All The Way To BrightFebruary 8th, 2012 by: DSA
Some time ago, I came across the expression “All The Way To Bright”. I think it came out of Citibank, but I’m not sure. Anyway, it stayed with me because it meant, I think, what if we got it all right. What if we’ve finally developed the tools and procedures necessary to manage and grow a direct marketing
I think we’re getting close to being there now, at least with regard to contact strategy, or if you prefer, Customer Relationship Management. Here’s what we can and can not do.
We can create customer segments using behavior and demographic data to create the segments, based on samples, and we can assign all of our customers to these same segments using some combination of regression, CHAID and discriminate analysis.
We’ve learned that creating segments based on attitudinal data is a problem when it comes to assignment (it’s very hard, the errors are too large), but we’ve learned that we can research our behavioral/demographic segments for attitudinal differences and if there are differences use the findings to modify our offers and creative presentations.
We can share and integrate customer data, gathered at various points, so that anyone that deals with the customer can have a fairly accurate picture of the customer’s total relationship with organization. (The more you’re willing to spend, the more current this data can be. Whether direct marketers require access to real-time data is an open to question – if you’re selling airline seats the answer is obviously yes, but if you’re selling insurance, customer service may require real time, or very close to It, data, but marketing is another question.)
We can respond to incoming customer calls because we can estimate a customer’s incremental lifetime value, and respond accordingly should that customer choose to contact us for any reason.
We can use product affinity models to suggest which customers should receive which offers through direct mail or telemarketing, or when they come back to our web sites. (A word of warning here. One of the issues in a past telecommunications company strike, had to do with customer service representatives that were frustrated because they had to make obviously incorrect recommendations based on a computer analysis of the customer’s profile. Marketers need to take a very hard look at the product affinity models before signing off on their use.)
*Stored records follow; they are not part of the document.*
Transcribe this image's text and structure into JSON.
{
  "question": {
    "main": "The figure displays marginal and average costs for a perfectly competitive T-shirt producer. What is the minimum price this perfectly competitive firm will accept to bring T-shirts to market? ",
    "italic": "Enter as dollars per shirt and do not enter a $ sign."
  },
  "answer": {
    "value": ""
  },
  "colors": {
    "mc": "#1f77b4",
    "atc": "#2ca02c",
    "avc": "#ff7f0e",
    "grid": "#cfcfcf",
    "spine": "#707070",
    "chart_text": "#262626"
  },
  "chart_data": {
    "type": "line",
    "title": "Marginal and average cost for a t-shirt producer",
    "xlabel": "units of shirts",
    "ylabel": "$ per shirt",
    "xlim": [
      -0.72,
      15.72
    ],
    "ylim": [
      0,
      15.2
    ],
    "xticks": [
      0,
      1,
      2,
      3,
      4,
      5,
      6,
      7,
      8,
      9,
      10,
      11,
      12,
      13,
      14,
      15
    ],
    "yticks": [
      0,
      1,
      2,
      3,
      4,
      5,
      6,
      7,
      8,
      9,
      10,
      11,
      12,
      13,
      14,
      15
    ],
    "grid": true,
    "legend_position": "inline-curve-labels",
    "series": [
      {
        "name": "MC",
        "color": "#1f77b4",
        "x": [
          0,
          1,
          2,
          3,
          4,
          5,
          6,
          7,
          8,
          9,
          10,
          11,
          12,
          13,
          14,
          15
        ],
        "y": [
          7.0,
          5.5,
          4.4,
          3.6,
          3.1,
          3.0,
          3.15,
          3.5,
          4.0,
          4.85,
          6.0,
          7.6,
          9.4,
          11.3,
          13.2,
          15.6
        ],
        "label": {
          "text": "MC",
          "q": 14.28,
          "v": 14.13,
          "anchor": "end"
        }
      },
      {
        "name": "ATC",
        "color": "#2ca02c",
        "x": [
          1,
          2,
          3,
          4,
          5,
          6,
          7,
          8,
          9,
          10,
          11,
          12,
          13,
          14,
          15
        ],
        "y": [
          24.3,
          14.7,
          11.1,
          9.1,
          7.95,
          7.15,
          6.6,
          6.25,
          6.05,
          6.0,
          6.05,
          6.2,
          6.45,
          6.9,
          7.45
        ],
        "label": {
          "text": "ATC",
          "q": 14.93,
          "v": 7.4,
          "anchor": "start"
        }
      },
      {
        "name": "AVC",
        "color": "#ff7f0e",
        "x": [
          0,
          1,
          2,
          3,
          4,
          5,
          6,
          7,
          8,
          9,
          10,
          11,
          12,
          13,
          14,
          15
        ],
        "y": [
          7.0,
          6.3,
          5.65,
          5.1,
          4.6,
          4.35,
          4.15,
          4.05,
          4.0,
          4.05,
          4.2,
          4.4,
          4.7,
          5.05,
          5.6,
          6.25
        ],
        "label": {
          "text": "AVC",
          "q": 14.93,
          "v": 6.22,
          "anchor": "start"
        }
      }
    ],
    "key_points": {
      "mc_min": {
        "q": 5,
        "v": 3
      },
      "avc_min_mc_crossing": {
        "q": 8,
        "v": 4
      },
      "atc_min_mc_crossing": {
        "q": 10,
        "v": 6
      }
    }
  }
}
We can, in some cases, create customer loyalty programs and/or customer reward programs that improve retention and repeat-purchase and more than cover their costs. (But we’ve also learned that reward programs can’t make up for an uncompetitive price, or unsatisfactory service.)
We can update our customer databases with information from our Web sites, just as we update our marketing databases with information from our physical fulfillment systems. (But we really
haven’t learned what information is truly valuable and what information is just interesting.)
We can manage our databases and campaign management procedures to handle an unlimited number of business rules regarding contact strategy. (For example, don’t call the same person more than once in a month for any product; don’t call the same person more than twice in three months for the same product; don’t mail the same offer to the same person more than x times in 12 months, and on and on.)
We can predict response and lifetime value by combinations of product, offer and channel and thus we are able to predict, with some degree of accuracy, expected profits per name contacted.
We can optimize our selection process so that we can maximize response or sales or contribution within some defined promotion period, given a complex set of restraints and conditions. (For example, Minimum and maximum requirements for any product or product/channel combination; overall min and max constraints for any time period.)
We can automate, for lack of a better word, all our testing strategies, so that once our databases are updated, our marketing plans can be executed in a fraction of the time it took to implement promotions only a few years ago.
We can tract the effectiveness of our strategies and evaluate which strategies work, and which don’t. (This is the never-ending task of the direct marketer – to find a better way – through
analysis testing of alternatives.
We can spend more time on data analysis and strategy development and less time on data manipulation and routine data processing that often pass for marketing analysis.
And, all of the above should make us much smarter marketers.